Below are frequently asked questions about this course as well as about treating patients with lipolysis through controlled cooling.
Lipolysis through controlled cooling is the use of precisely controlled cooling to remove fat. The procedure is designed to kill only fat cells without harming the skin or other tissues.
Lipolysis through controlled cooling was developed through research by Dr. Dieter Manstein and Dr. R. Rox Anderson performed at the Wellman Center for Photomedicine, Massachusetts General Hospital and Harvard Medical School. The research involved the effect of selective cooling on adipocytes and fat tissue.
UPDATED September, 2010: The cryolipolysis system discussed in this course has been cleared for non-invasive fat reduction for the flank region in the United States, and for the entire body (internationally). This system is also approved in the United States for various applications related to skin cooling during dermatologic procedures.

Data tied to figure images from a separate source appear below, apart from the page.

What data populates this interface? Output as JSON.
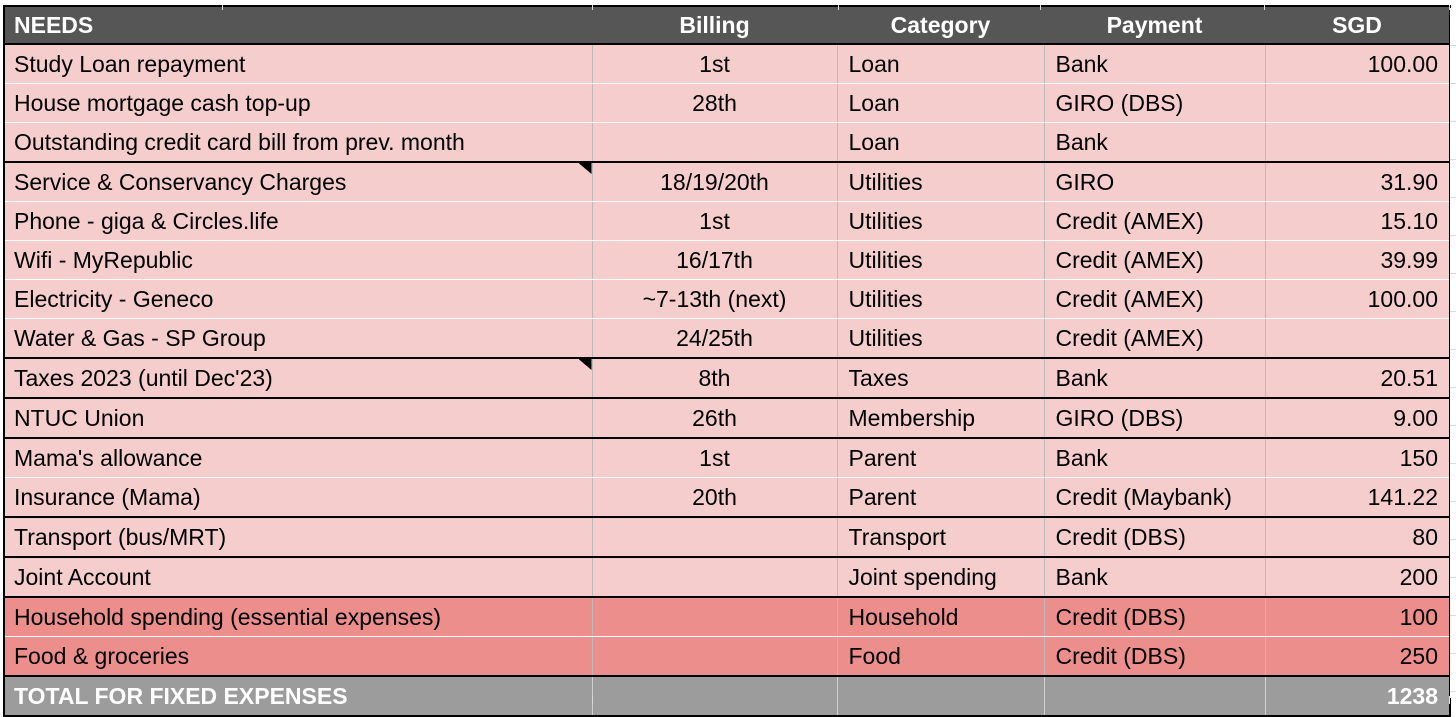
{
  "colors": {
    "header-bg": "#565656",
    "light-row": "#f5cdcc",
    "dark-row": "#ec8f8c",
    "total-bg": "#9c9c9c",
    "border-strong": "#000000"
  },
  "table": {
    "columns": [
      {
        "key": "needs",
        "label": "NEEDS"
      },
      {
        "key": "billing",
        "label": "Billing"
      },
      {
        "key": "category",
        "label": "Category"
      },
      {
        "key": "payment",
        "label": "Payment"
      },
      {
        "key": "sgd",
        "label": "SGD"
      }
    ],
    "rows": [
      {
        "shade": "light",
        "border_bottom": "thin",
        "note": false,
        "cells": {
          "needs": "Study Loan repayment",
          "billing": "1st",
          "category": "Loan",
          "payment": "Bank",
          "sgd": "100.00"
        }
      },
      {
        "shade": "light",
        "border_bottom": "thin",
        "note": false,
        "cells": {
          "needs": "House mortgage cash top-up",
          "billing": "28th",
          "category": "Loan",
          "payment": "GIRO (DBS)",
          "sgd": ""
        }
      },
      {
        "shade": "light",
        "border_bottom": "thick",
        "note": false,
        "cells": {
          "needs": "Outstanding credit card bill from prev. month",
          "billing": "",
          "category": "Loan",
          "payment": "Bank",
          "sgd": ""
        }
      },
      {
        "shade": "light",
        "border_bottom": "thin",
        "note": true,
        "cells": {
          "needs": "Service & Conservancy Charges",
          "billing": "18/19/20th",
          "category": "Utilities",
          "payment": "GIRO",
          "sgd": "31.90"
        }
      },
      {
        "shade": "light",
        "border_bottom": "thin",
        "note": false,
        "cells": {
          "needs": "Phone - giga & Circles.life",
          "billing": "1st",
          "category": "Utilities",
          "payment": "Credit (AMEX)",
          "sgd": "15.10"
        }
      },
      {
        "shade": "light",
        "border_bottom": "thin",
        "note": false,
        "cells": {
          "needs": "Wifi - MyRepublic",
          "billing": "16/17th",
          "category": "Utilities",
          "payment": "Credit (AMEX)",
          "sgd": "39.99"
        }
      },
      {
        "shade": "light",
        "border_bottom": "thin",
        "note": false,
        "cells": {
          "needs": "Electricity - Geneco",
          "billing": "~7-13th (next)",
          "category": "Utilities",
          "payment": "Credit (AMEX)",
          "sgd": "100.00"
        }
      },
      {
        "shade": "light",
        "border_bottom": "thick",
        "note": false,
        "cells": {
          "needs": "Water & Gas - SP Group",
          "billing": "24/25th",
          "category": "Utilities",
          "payment": "Credit (AMEX)",
          "sgd": ""
        }
      },
      {
        "shade": "light",
        "border_bottom": "thick",
        "note": true,
        "cells": {
          "needs": "Taxes 2023 (until Dec'23)",
          "billing": "8th",
          "category": "Taxes",
          "payment": "Bank",
          "sgd": "20.51"
        }
      },
      {
        "shade": "light",
        "border_bottom": "thick",
        "note": false,
        "cells": {
          "needs": "NTUC Union",
          "billing": "26th",
          "category": "Membership",
          "payment": "GIRO (DBS)",
          "sgd": "9.00"
        }
      },
      {
        "shade": "light",
        "border_bottom": "thin",
        "note": false,
        "cells": {
          "needs": "Mama's allowance",
          "billing": "1st",
          "category": "Parent",
          "payment": "Bank",
          "sgd": "150"
        }
      },
      {
        "shade": "light",
        "border_bottom": "thick",
        "note": false,
        "cells": {
          "needs": "Insurance (Mama)",
          "billing": "20th",
          "category": "Parent",
          "payment": "Credit (Maybank)",
          "sgd": "141.22"
        }
      },
      {
        "shade": "light",
        "border_bottom": "thick",
        "note": false,
        "cells": {
          "needs": "Transport (bus/MRT)",
          "billing": "",
          "category": "Transport",
          "payment": "Credit (DBS)",
          "sgd": "80"
        }
      },
      {
        "shade": "light",
        "border_bottom": "thick",
        "note": false,
        "cells": {
          "needs": "Joint Account",
          "billing": "",
          "category": "Joint spending",
          "payment": "Bank",
          "sgd": "200"
        }
      },
      {
        "shade": "dark",
        "border_bottom": "thin",
        "note": false,
        "cells": {
          "needs": "Household spending (essential expenses)",
          "billing": "",
          "category": "Household",
          "payment": "Credit (DBS)",
          "sgd": "100"
        }
      },
      {
        "shade": "dark",
        "border_bottom": "thick",
        "note": false,
        "cells": {
          "needs": "Food & groceries",
          "billing": "",
          "category": "Food",
          "payment": "Credit (DBS)",
          "sgd": "250"
        }
      }
    ],
    "total": {
      "label": "TOTAL FOR FIXED EXPENSES",
      "sgd": "1238"
    }
  }
}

The process takes advantage of the fact that adipocytes respond differently to cooling than cells that do not contain significant amounts of fat. The process involves cooling adipocytes to near freezing (~12˚C), which causes crystallization of lipids but has little effect on non-lipid containing cells. Lipid crystallization triggers apoptosis and membrane rupture in adipocytes, releasing the lipids. Lipids are removed gradually through the lymphatic system, reducing tissue volume.
Fat reduction as a result of lipolysis through controlled cooling is a gradual process. Clinical results may be apparent as early as one month post-treatment, and improvement continues over the course of a few months. Additional treatments may be required for optimal effect.
Adipocytes that receive sufficient cooling are destroyed. In that sense, localized fat reduction is permanent. However, like liposuction and other methods of fat removal, fat may accumulate in remaining adipocytes in the local area or in other areas of the body. For that reason, patients should continue to eat a healthy diet and exercise for best results.
Patients should be counseled that lipolysis through controlled cooling sculpts appearance locally. It is a procedure that produces gradual change over time in local areas of fat deposit, and may require multiple procedures for optimal results. It is important for patients to know that lipolysis is not a procedure for weight loss.
Good candidates for lipolysis through controlled cooling have the following characteristics:
• Localized fatty deposits in regions appropriate for body contouring (eg, anterior abdominal region, trunk, arms, legs)
• Skin with good elasticity and tone
• Good overall health
• Realistic expectations
Poor candidates for lipolysis through controlled cooling have the following characteristics:
• Morbidly obese patients
• Patients without localized fat deposition
• Patients with poor skin elasticity or tone
• Patients with excessive scarring or skin conditions such as eczema or dermatitis in the area of intended treatment
• Patients with unrealistic expectations
Contraindications for lipolysis through controlled cooling include cryoglobulinemia and paroxysmal cold hemoglobulinuria.
After treatment, patients should be counseled on the likelihood of transient redness and swelling, the possibility of transient bruising, and the possibility of transient numbness or tingling. They should also be counseled that improvement will be gradual and should become evident within a few months, although change may be visible as early as a month post-treatment. Patients should also be counseled to make an appointment for a visit approximately 2-3 months post-treatment for a follow-up evaluation.
Fat removal techniques include invasive procedures such as liposuction and non-invasive approaches using electromagnetic energy (lasers, light, RF) and ultrasound. Each technique has associated strengths, weaknesses, and risks. Cold-induced fat removal is safe, effective and non-invasive; it provides consistent, predictable results with a painless treatment.